When planetary marketing takes over, some smooth intellectual sucker can always
be found to tell you it is Culture, with a capital C.
These
days, Madonna fancies herself a British aristocrat, insulting us by speaking in
a fake British accent (by the way, she has a homeless brother back home) and
making bad movies and “music.” But she remains such a media “addiction”—at
least among those of a bloated feminist bent—that she was allowed to insult us
further by performing during the half-time show at a recent Super Bowl. At
least she didn’t do her lip-synching in a phony British accent (although she
probably tried to).
And
then there were the producers who were good at turning mediocre talent into
“stars,” like David Foster and the Stock/Aitken/Waterman conglomeration, the
latter who sold pretty faces behind computerized and roboticized synthesizer
gimmickry; at least Phil Collins had the sense to employ a real music producer like R&B legend Arif
Mardin. The world has gone a long way in
the wrong direction since Sergeant
Pepper’s Lonely Hearts Club Band. In the early 1990s emerged the likes of Mariah Carey, a
product of industry only just barely redeemed by the ability to sing. The
problem was that Carey was overly in love with her voice, and used it with all
the subtly of a spastic gymnast. Somehow she has compiled as many number one hits
as the Beatles, which only testifies to the lack of competition and the poor
taste of listeners.
The main problem with Carey, however,
was that she set an “example” for subsequent female “singers” who believe that singing
in a wildly undisciplined manner—even multiple tones within a single
phrase—signified “artistry.” I’ll clue them in: It doesn’t; it just sounds
stupid. Anyone who remembers Karen
Carpenter singing “Superstar” knows that a true artist can put ten times the
amount of emotion into a song (provided, of course, that it is a good song) in
a controlled vocal that emits emotion of a pure sort.
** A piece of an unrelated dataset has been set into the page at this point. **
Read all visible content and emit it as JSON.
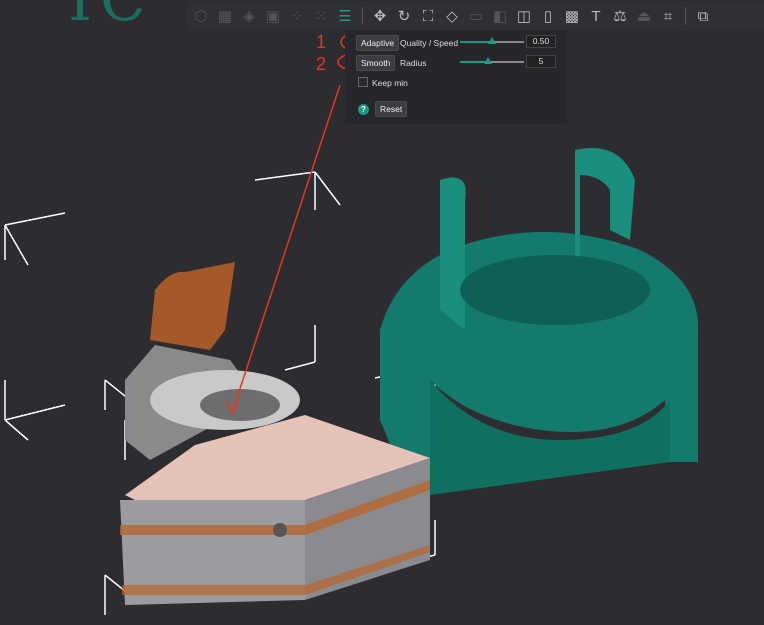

Look: Pop music is supposed to be
“fun”—it’s supposed to make you feel good and take you away from the humdrum of
life, at least for 3 minutes or so. Maybe some vulgar, expletive-ridden hip-hop
“song” or Adele’s latest boring pout may be ”fun” for a certain grade of
listener, but it is certainly more a statement on the cynicism of this society,
devoid of any hopes and dreams beyond personal narcissism and making a lot of
money (without actually creating anything worthwhile). Improving the world is
beyond their interest; young voters who helped elect Barack Obama expected him
to do that for them—and then just sat and watched silently as the president’s
enemies moved to sabotage the promise “change.”
And so contemporary Top-40 radio is
deader than a door nail; even Casey Kasem was forced to face reality—altering
his latter day reboot of his old show into a “top ten” format. How if any of
those “songs” are actually “memorable” enough to make it on an “oldies” station
twenty years from now is a scary thought. Today, there are a couple of
radio stations on the dial that still play the hits from the Sixties, Seventies
and sometimes even the Eighties. One obvious reason is because there are people
still alive today who grew up listening to that music, and still have fond
memories of them. As long as there is a mass of people for whom pop music
served as the “sound track” of their youth, of happier (presumably) and more
carefree existence, that music will always find a home in the memory and some
obscure place on the radio dial.
The
question is when that generation passes, will anyone still be listening? There
is a chance of that, for the same reason classical music is still played. The
most memorable of it has timeless quality to it. You certainly cannot say the
same thing about what passes for “pop”—let alone music—these days. And that is
the only “positive” that can be said about the state of music today.